Intesa San Paolo presenta le seguenti caratteristiche del titolo:

  • facoltà di rimborso anticipato dal 10° anno;

  • possibilità di riacquisto nel caso in cui la normativa della Direttiva CRDII  (Disciplina prudenziale degli intermediari) lo consenta a partire dal 5°  anno e ad ogni data del pagamento degli interessi successiva (reset);

  • corresponsione di una a tasso fisso del 9,5%  (corrispondente al tasso swap a 5 anni rilevato all’emissione maggiorato di uno spread di 757 bps)  pagata il 1° giugno di ogni anno  a partire dal giugno 2011 fino al 1° giugno del 2016;

  • ricalcolo del valore della cedola pari alla somma tra spread originario  (757 bps) e tasso swap a 5 anni nel caso in cui non venisse esercitata la facoltà di rimborso anticipato allo scadere del 5° anno ed alle successive date di reset;

  • facolta di rimborso anticipato al 102%, a partire dal 1 gennaio 2013, Nel caso in cui i titoli non risultassero computabili come componente primaria di capitale (TIER I) per almeno il 75% del valore nominale


Nella stessa presentazione vengono omesse alcune caratteristiche del titolo reperibili dalla lettura del prospetto (in inglese) tra le quali le condizioni di possibile (optional), o di obbligatoria (mandatory), sospensione del pagamento degli interessi e di eventuali perdite in conto capitale.

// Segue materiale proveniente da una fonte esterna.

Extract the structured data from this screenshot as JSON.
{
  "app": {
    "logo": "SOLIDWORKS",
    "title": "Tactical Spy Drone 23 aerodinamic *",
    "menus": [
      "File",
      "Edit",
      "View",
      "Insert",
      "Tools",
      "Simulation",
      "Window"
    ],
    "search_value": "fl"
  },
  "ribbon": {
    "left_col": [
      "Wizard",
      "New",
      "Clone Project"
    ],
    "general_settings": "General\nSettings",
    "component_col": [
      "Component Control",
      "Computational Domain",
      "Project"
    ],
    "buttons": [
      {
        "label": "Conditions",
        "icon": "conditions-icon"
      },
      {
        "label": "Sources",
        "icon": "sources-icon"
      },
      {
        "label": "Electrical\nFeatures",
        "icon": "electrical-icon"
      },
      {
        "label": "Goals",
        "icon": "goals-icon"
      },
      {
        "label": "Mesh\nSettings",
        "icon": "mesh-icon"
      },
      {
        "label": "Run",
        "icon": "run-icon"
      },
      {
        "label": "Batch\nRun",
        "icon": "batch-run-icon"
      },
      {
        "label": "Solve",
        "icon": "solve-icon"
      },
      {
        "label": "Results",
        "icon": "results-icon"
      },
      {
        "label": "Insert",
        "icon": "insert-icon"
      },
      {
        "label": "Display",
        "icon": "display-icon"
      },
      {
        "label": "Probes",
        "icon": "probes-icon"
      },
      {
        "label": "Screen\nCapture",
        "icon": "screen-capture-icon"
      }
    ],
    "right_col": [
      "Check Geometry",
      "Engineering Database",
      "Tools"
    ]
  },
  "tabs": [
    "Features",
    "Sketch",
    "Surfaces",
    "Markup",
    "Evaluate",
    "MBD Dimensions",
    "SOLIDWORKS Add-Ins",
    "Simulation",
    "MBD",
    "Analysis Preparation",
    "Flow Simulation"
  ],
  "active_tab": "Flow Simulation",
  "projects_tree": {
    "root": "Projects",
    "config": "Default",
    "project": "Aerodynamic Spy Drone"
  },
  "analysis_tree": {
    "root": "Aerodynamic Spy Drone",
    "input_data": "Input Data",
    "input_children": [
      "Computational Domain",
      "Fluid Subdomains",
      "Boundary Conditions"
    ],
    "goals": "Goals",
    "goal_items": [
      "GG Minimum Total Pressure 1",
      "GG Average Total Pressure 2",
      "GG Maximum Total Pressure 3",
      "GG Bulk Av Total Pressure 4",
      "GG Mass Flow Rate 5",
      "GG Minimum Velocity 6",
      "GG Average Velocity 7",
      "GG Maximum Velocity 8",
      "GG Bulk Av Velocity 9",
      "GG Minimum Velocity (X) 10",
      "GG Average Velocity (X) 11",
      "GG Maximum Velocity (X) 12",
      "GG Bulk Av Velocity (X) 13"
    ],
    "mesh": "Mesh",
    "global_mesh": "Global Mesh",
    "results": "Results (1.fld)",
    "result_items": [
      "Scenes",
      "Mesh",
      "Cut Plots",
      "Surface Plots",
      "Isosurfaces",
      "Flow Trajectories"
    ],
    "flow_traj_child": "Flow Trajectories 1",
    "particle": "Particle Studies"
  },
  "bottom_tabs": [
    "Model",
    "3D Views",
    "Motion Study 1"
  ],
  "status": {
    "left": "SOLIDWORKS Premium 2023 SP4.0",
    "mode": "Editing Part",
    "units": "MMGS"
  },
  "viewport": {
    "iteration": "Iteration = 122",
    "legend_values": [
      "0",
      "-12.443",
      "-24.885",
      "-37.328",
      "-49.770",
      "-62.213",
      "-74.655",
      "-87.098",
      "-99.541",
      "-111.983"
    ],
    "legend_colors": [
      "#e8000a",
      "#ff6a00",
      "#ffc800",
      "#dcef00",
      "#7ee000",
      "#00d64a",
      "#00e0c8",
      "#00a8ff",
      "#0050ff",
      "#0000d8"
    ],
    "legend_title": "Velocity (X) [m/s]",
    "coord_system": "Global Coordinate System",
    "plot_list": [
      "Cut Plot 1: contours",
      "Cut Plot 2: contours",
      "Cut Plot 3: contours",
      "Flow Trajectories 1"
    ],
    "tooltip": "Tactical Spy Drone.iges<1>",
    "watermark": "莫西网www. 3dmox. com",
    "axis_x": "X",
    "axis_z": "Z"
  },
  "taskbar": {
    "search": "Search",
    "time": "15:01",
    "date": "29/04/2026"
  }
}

La perpetua, irredimibile e ibrida di Intesa SanPaolo emessa nel 2010 ha trattato sopra la pari fino a luglio 2011 (102) con un massimo di 105.  A settembre ha toccato il doppio minimo  di 58, attualmente – 26 ottobre 2011 – si muove a quota  71.

Chiarito che, soprattutto in relazione all’attuale congiuntura, non stiamo maneggiando un trenino elettrico ma qualcosa di simile ad una mina Valsella, presentiamo di seguito  semplici riflessioni relative all’investimento  in un perpetuo, irredimibile e ibrido.

In assoluto, chiudendo gli occhi e  frustrando intenti da capital gains, per altro coerenti alla natura del titolo, è considerabile  l’ orientamento sul  tempo lungo della costruzione di una rendita. Educati sul modello della inesauribilità della rendita assicurativa, abbiamo in questo caso modo di apprezzare la possibilità di una rendita veramente inestinguibile a costi inferiori.

Un ‘altra suggestione arriva dall’attuazione dei dettati di  Basilea 3 per i quali, a partire dal 2013 ed entro un decennio, i subordinati progressivamente non saranno più considerati capitale azionario per gli Istituti di Credito. Questa evenienza costringerà gli emittenti ad attivare il prima possibile l’esercizio della call ed a cogliere un rafforzamento patrimoniale tramite equity che comporterà una automatica riduzione del rischio di default.

Gli interventi di Regulator nel contesto della crisi attuale potrebbero avere ripercussioni su questi titoli. Ad esempio, gli emittenti  che dovessero indirettamente entrare nel raggio di azione di un fondo salva stati potrebbero essere nella condizione di, obbligatoriamente,  sospendere il pagamento di una cedola.

Alla fine: vale la pena di sottrarre l’irredimibile dall’oblio nel quale è relegato e di analizzare le sue particolari caratteristiche? Certamente sì. Eppure, il solo pensarci getta un velo di amarezza sulle nostre vite:

«L’idea ch’egli possa anche sopravvivermi quasi mi addolora».